I found this book fascinating, because every time I read it I find nuances I hadn't noticed before, and new things to think about. And there's some very good Cyteen fanfic around, some of it so good that Cherryh couldn't have done a better job herself.

Does it spend all its time trying to convince you it's realistic? If not, I'm open to it.

The opposite of Dragonlance, but still fantasy? Can you give some other examples of what you like? I've got a lot of fantasy stuff around here but have no idea how much description is too much.

Ah, jeez, now you're putting me on the spot. I'm not sure. I am not great at remembering names, I had to look up all the author names in my original post. :blush: The following paragraph in the post you quoted explains it pretty well, although maybe that's still too subjective to be useful. In the Tor book I'm reading, City of Lies, the main character enters a dockyard and a description of the place took up over 3 pages. A span of about 10-15 minutes in the story takes up over 15 pages and all that happened during it was entering the dockyard and stopping a fight. That's too much, for me. I need faster pacing.
 
I specifically want the opposite of DragonLance, where the most minute aspect of every single scene is drawled on about for over a page at a time.
It really depends on which DragonLance book you mean.
Or maybe you actually would like my Fighting Fantasy fanfiction, since I can't describe a sword fight to save my life. The hero swings here and hits, parries there, occasionally casts a spell, and eventually the monster ends up dead. :lol:
We could team up.
 
The Pournelle and Niven stuff is great. Unfortunately the stuff they did separately, while sometimes good, does not measure up to what they did together.
 
It really depends on which DragonLance book you mean.

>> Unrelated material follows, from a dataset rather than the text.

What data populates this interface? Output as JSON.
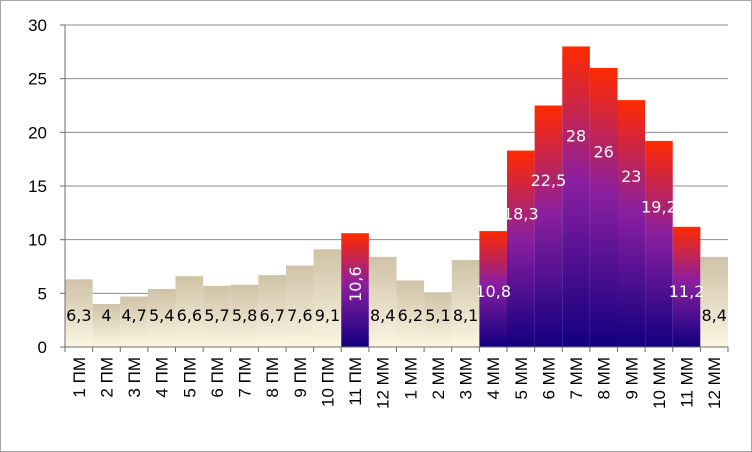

Good question. I'm not 100% sure which one; my friend picked it up in audiobook format for my ride back up to Canada last month. I played no part in its selection and so do not know the name or author. The one where Tanis and Flynt meet and they're chased by people (goblins? orcs?) through the woods and across a lake, yada yada yada. Except it took 4-5 hours to get to that point. That's a given since it was an audiobook, but it definitely felt like it took far too long compared to what had happened thus far.
 
I liked Titan but not the rest of the Gaea books. "Fifty foot two, Eyes of blue" is too cheezy for words.
You see, I liked some of the cheeziness and craziness in Demon.

The Pournelle and Niven stuff is great. Unfortunately the stuff they did separately, while sometimes good, does not measure up to what they did together.
Niven did some good stuff on his own. Ringworld is still one of my favorite books and a lot of his short stories are great. His later stuff got lazy though when he had his own little "dirty old man" phase. Pournelle had some decent books, like Janissaries and King David's Spaceship, but some of his works, like the Falkenberg Legion stuff and most of the Co-Dominium books focusing on the Co-Dominium read a little to fashy for my liking.

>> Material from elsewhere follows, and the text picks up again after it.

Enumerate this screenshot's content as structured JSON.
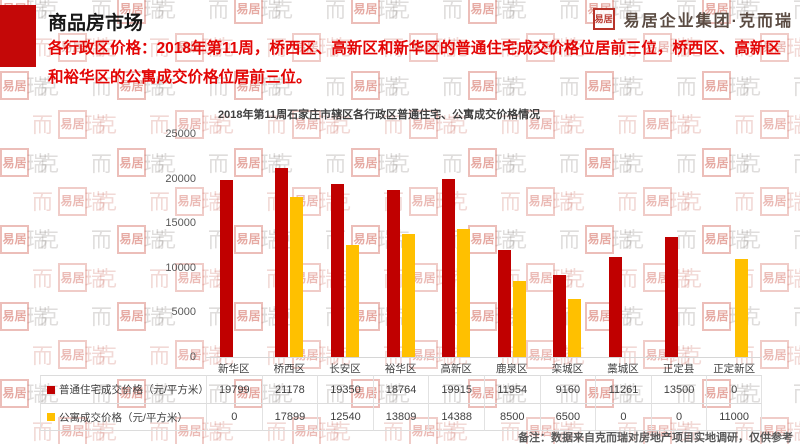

Synsena, I echo the early comment of Harry Harrison's The Stainless Steel Rat is good space opera fun. I also recommend Poul Anderson's Dominic Flandry series of short stories. Think James Bond in Space during the Fall of the Space Roman Empire. Nice pulpy fun that ages surprisingly well by Poul Anderson's surprisingly well rounded treatment of Flandry's adversaries and the native populations he encounters on his secret missions through the collapsing Terran Empire.